In this lab, you'll be able to practice your cross-validation skills!
You will be able to:
- Perform cross validation on a model to determine optimal model performance
- Compare training and testing errors to determine if model is over or underfitting
This time, let's only include the variables that were previously selected using recursive feature elimination. We included the code to pre-process below.
import pandas as pd
import numpy as np
import matplotlib.pyplot as plt
%matplotlib inline
from sklearn.datasets import load_boston
boston = load_boston()
boston_features = pd.DataFrame(boston.data, columns = boston.feature_names)
b = boston_features['B']
logdis = np.log(boston_features['DIS'])
loglstat = np.log(boston_features['LSTAT'])
# Min-Max scaling
boston_features['B'] = (b-min(b))/(max(b)-min(b))
boston_features['DIS'] = (logdis-min(logdis))/(max(logdis)-min(logdis))
# Standardization
boston_features['LSTAT'] = (loglstat-np.mean(loglstat))/np.sqrt(np.var(loglstat))
X = boston_features[['CHAS', 'RM', 'DIS', 'B', 'LSTAT']]
y = pd.DataFrame(boston.target, columns = ['target'])
type(X)
Perform a train-test split with a test set of 20%.
# Import train_test_split from sklearn.model_selection
# Split the data into training and test sets (assign 20% to test set)
# A brief preview of train-test split
print(len(X_train), len(X_test), len(y_train), len(y_test))
Fit a linear regression model and apply the model to make predictions on test set
Calculate the residuals and the mean squared error on the test set
Write a function kfolds()
that splits a dataset into k evenly sized pieces. If the full dataset is not divisible by k, make the first few folds one larger then later ones.
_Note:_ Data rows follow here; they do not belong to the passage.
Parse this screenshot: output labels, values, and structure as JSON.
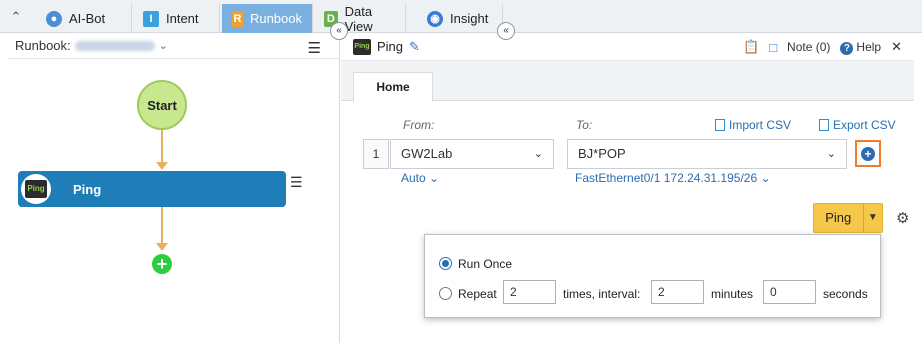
{
  "tabs": [
    {
      "label": "AI-Bot",
      "icon": "robot-icon"
    },
    {
      "label": "Intent",
      "icon": "intent-icon"
    },
    {
      "label": "Runbook",
      "icon": "runbook-icon",
      "active": true
    },
    {
      "label": "Data View",
      "icon": "dataview-icon"
    },
    {
      "label": "Insight",
      "icon": "insight-icon"
    }
  ],
  "left": {
    "header_label": "Runbook:",
    "flow": {
      "start_label": "Start",
      "ping_label": "Ping",
      "ping_icon_text": "Ping"
    }
  },
  "right": {
    "title": "Ping",
    "title_icon_text": "Ping",
    "note_label": "Note (0)",
    "help_label": "Help",
    "home_tab": "Home",
    "from_label": "From:",
    "to_label": "To:",
    "import_csv": "Import CSV",
    "export_csv": "Export CSV",
    "row_number": "1",
    "from_value": "GW2Lab",
    "to_value": "BJ*POP",
    "from_interface": "Auto",
    "to_interface": "FastEthernet0/1 172.24.31.195/26",
    "ping_button": "Ping",
    "run_options": {
      "run_once": "Run Once",
      "repeat": "Repeat",
      "repeat_count": "2",
      "times_interval": "times, interval:",
      "interval_minutes": "2",
      "minutes": "minutes",
      "interval_seconds": "0",
      "seconds": "seconds"
    }
  },
  "colors": {
    "active_tab": "#7ab0e0",
    "ping_node": "#1f7db8",
    "start_node": "#c8e88f",
    "connector": "#e8b060",
    "add_node": "#2ecc40",
    "ping_button": "#f5c84a",
    "highlight": "#f07a2a"
  }
}
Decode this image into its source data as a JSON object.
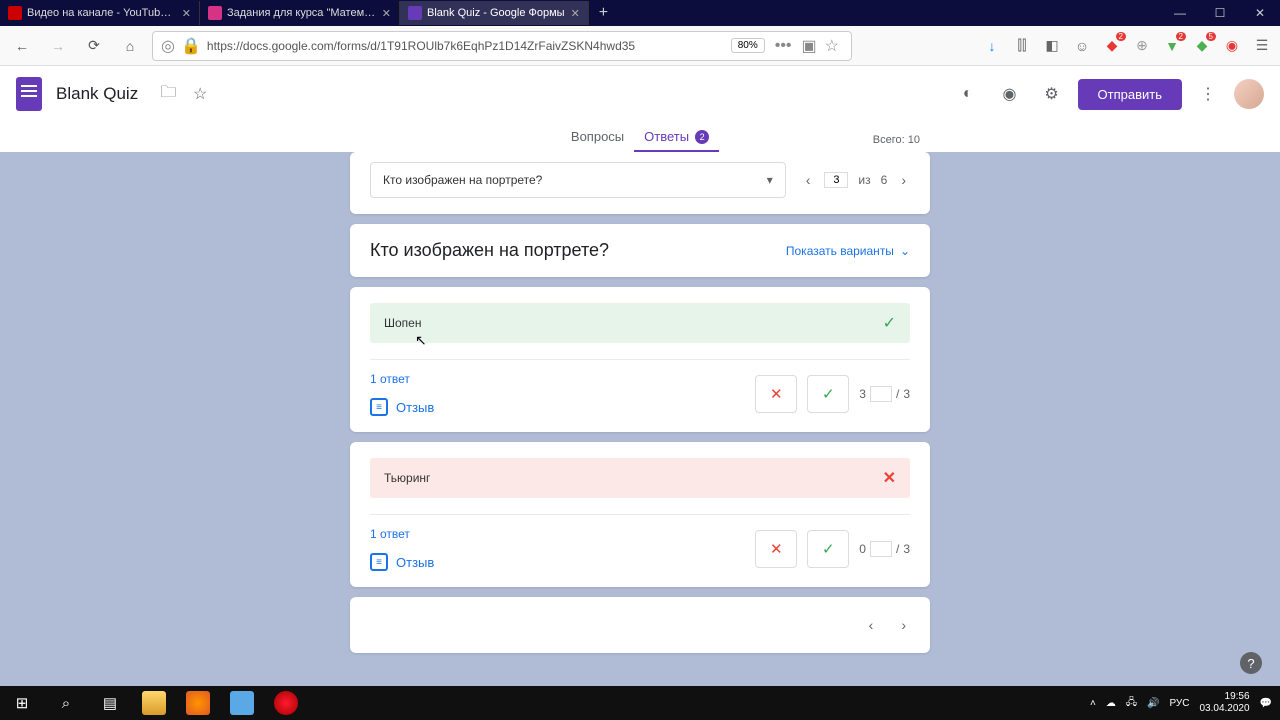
{
  "browser": {
    "tabs": [
      {
        "title": "Видео на канале - YouTube St"
      },
      {
        "title": "Задания для курса \"Математи"
      },
      {
        "title": "Blank Quiz - Google Формы"
      }
    ],
    "url": "https://docs.google.com/forms/d/1T91ROUlb7k6EqhPz1D14ZrFaivZSKN4hwd35",
    "zoom": "80%"
  },
  "forms": {
    "doc_title": "Blank Quiz",
    "send": "Отправить",
    "tab_questions": "Вопросы",
    "tab_responses": "Ответы",
    "responses_badge": "2",
    "total_label": "Всего: 10"
  },
  "selector": {
    "question": "Кто изображен на портрете?",
    "page_current": "3",
    "page_sep": "из",
    "page_total": "6"
  },
  "question": {
    "title": "Кто изображен на портрете?",
    "show_options": "Показать варианты"
  },
  "answers": [
    {
      "text": "Шопен",
      "status": "correct",
      "score": "3",
      "max": "3"
    },
    {
      "text": "Тьюринг",
      "status": "wrong",
      "score": "0",
      "max": "3"
    }
  ],
  "labels": {
    "one_response": "1 ответ",
    "feedback": "Отзыв"
  },
  "ext_badges": {
    "a": "2",
    "b": "2",
    "c": "5"
  },
  "taskbar": {
    "lang": "РУС",
    "time": "19:56",
    "date": "03.04.2020"
  }
}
We want the folds to be a list of subsets of data!
def kfolds(data, k):
# Force data as pandas DataFrame
# add 1 to fold size to account for leftovers
return None
# Make sure to concatenate the data again
bos_data = None
# Apply kfolds() to bos_data with 5 folds
Perform linear regression on each and calculate the training and test error:
test_errs = []
train_errs = []
k=5
for n in range(k):
# Split in train and test for the fold
train = None
test = None
# Fit a linear regression model
# Evaluate Train and Test errors
# print(train_errs)
# print(test_errs)
This was a bit of work! Now, let's perform 5-fold cross-validation to get the mean squared error through scikit-learn. Let's have a look at the five individual MSEs and explain what's going on.
Next, calculate the mean of the MSE over the 5 cross-validation and compare and contrast with the result from the train-test split case.
Congratulations! You are now familiar with cross-validation and know how to use cross_val_score()
. Remember that the results obtained from cross-validation are robust and always use it whenever possible!